BadgerPoor old “Badger” Lamont. The former chancellor of the exchequer must be ruing the day he lent his name to controversial behavioural targeting company Phorm as a non-executive director.

Earlier this week, Phorm brushed off its rupture with British Telecom (only the UK’s leading internet service provider, after all) as nothing more than a hiccup in a global expansion strategy that also involves, er, Korea. Now the number 2 ISP, TalkTalk, has also dissociated itself from Phorm’s proprietary Webwise service. Which leaves Virgin Media as its only prospective customer in the UK. Except that Virgin has neither tested Webwise, nor entered into any exclusive arrangement with Phorm. Which doesn’t, on the face of it, leave the company with many sizeable alternatives in the UK.

BT – targeted advertising that is – holds great promise for the advertising community. The possibility of giving the lie, once and for all, to Leverhulme’s adage about wasted ad budgets is one evident attraction. But there is also subtler potential in the way that the generic version, practised by Phorm, works. Because ISPs harvest the behavioural data, they would be able to charge advertisers for the privilege. It was hoped that part of this extra revenue stream might in some way – perhaps through government levy – be channelled into the reconstruction of our ageing broadband infrastructure. That at least was the aspiration voiced earlier this year by head of Ofcom Ed Richards.

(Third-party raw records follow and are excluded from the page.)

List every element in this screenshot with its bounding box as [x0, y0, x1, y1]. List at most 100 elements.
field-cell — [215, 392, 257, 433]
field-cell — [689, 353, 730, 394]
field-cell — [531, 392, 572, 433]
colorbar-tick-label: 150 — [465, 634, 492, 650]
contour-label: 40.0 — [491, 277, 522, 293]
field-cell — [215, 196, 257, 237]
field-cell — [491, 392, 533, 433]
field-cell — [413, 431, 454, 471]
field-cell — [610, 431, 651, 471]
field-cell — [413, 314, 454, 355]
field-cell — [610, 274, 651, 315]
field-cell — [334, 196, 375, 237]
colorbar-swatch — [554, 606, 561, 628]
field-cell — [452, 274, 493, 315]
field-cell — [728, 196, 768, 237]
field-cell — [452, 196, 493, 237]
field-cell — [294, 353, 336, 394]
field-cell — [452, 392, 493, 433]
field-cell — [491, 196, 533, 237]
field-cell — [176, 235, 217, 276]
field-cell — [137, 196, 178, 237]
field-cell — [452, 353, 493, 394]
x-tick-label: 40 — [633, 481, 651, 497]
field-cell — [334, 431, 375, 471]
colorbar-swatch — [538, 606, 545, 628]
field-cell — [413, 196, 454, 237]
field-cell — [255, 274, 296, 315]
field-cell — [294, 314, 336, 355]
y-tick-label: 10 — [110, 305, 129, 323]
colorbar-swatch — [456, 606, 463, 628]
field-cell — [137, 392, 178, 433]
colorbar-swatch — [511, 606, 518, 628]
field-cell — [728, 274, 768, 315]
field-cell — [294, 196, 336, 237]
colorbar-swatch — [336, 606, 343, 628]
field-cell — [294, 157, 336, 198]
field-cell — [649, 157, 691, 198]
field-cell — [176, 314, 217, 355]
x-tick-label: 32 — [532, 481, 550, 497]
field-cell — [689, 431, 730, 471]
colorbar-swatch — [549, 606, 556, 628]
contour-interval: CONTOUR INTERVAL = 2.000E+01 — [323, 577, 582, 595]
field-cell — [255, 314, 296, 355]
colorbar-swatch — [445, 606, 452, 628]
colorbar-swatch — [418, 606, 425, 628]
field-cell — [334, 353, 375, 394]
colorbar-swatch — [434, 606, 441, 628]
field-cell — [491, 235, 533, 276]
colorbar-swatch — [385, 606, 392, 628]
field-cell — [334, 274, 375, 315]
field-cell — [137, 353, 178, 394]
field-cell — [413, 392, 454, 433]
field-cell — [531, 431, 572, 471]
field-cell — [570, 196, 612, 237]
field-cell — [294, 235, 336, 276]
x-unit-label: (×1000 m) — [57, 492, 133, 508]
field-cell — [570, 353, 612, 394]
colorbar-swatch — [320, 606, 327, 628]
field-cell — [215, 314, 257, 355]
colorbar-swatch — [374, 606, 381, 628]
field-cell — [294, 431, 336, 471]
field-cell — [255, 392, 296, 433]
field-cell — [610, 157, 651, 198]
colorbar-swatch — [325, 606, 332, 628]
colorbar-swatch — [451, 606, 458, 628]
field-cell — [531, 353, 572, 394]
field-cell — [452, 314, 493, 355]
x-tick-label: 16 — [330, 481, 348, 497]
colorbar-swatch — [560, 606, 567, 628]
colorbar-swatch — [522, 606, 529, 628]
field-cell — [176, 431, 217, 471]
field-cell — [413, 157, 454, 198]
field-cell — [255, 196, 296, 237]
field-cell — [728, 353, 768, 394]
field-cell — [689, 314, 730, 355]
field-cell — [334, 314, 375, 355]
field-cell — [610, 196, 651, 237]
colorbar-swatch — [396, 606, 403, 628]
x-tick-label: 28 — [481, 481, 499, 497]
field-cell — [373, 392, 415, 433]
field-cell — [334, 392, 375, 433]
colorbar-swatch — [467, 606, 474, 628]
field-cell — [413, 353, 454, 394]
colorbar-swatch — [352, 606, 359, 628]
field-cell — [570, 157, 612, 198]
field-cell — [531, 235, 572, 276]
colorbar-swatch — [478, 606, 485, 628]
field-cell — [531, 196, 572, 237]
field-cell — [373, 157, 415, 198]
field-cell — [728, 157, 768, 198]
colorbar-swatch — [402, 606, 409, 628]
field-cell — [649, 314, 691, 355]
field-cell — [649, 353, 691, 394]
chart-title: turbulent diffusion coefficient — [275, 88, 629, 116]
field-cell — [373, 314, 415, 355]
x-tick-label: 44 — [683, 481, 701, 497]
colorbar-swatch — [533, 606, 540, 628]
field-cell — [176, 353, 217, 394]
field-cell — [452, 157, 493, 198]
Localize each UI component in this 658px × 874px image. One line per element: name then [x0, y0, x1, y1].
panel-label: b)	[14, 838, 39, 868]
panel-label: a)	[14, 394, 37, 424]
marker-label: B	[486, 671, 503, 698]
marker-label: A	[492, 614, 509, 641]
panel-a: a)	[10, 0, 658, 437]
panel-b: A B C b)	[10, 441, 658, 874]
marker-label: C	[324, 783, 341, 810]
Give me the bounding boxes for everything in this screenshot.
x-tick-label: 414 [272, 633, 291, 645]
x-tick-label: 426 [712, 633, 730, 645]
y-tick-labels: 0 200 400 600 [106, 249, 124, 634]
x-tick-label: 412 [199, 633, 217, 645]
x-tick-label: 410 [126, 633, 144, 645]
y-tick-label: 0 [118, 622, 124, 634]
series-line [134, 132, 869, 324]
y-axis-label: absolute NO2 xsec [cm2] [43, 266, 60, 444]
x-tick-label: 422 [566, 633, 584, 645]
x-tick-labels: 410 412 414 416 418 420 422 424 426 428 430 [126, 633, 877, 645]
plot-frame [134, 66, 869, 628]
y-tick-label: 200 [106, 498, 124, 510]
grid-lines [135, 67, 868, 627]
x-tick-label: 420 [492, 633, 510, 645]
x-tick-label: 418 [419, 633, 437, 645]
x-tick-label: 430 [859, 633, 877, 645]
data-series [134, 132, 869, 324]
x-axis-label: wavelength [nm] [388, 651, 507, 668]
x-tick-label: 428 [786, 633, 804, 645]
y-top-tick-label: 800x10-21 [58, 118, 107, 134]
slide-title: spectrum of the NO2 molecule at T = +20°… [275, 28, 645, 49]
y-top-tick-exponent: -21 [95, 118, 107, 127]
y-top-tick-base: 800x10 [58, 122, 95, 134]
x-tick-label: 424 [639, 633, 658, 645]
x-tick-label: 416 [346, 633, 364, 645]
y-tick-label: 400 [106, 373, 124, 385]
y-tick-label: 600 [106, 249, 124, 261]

Unfortunately for advertisers, Phorm’s notoriety as an alleged agent of “snoop culture” has preceded the widespread adoption of generic BT, placing a hand on its windpipe at birth.

The generic version – enshrined in Webwise – is, of course, not the only type of BT in use. Big portals, such as Google, Yahoo! and Amazon, all have their proprietary version of what is sometimes euphemistically referred to as “interest-based advertising”, derived from tracking the behaviour of their customers via cookies. To what extent these may be regarded as an invasion of privacy, as opposed to satisfying the customer’s needs, is a matter of debate.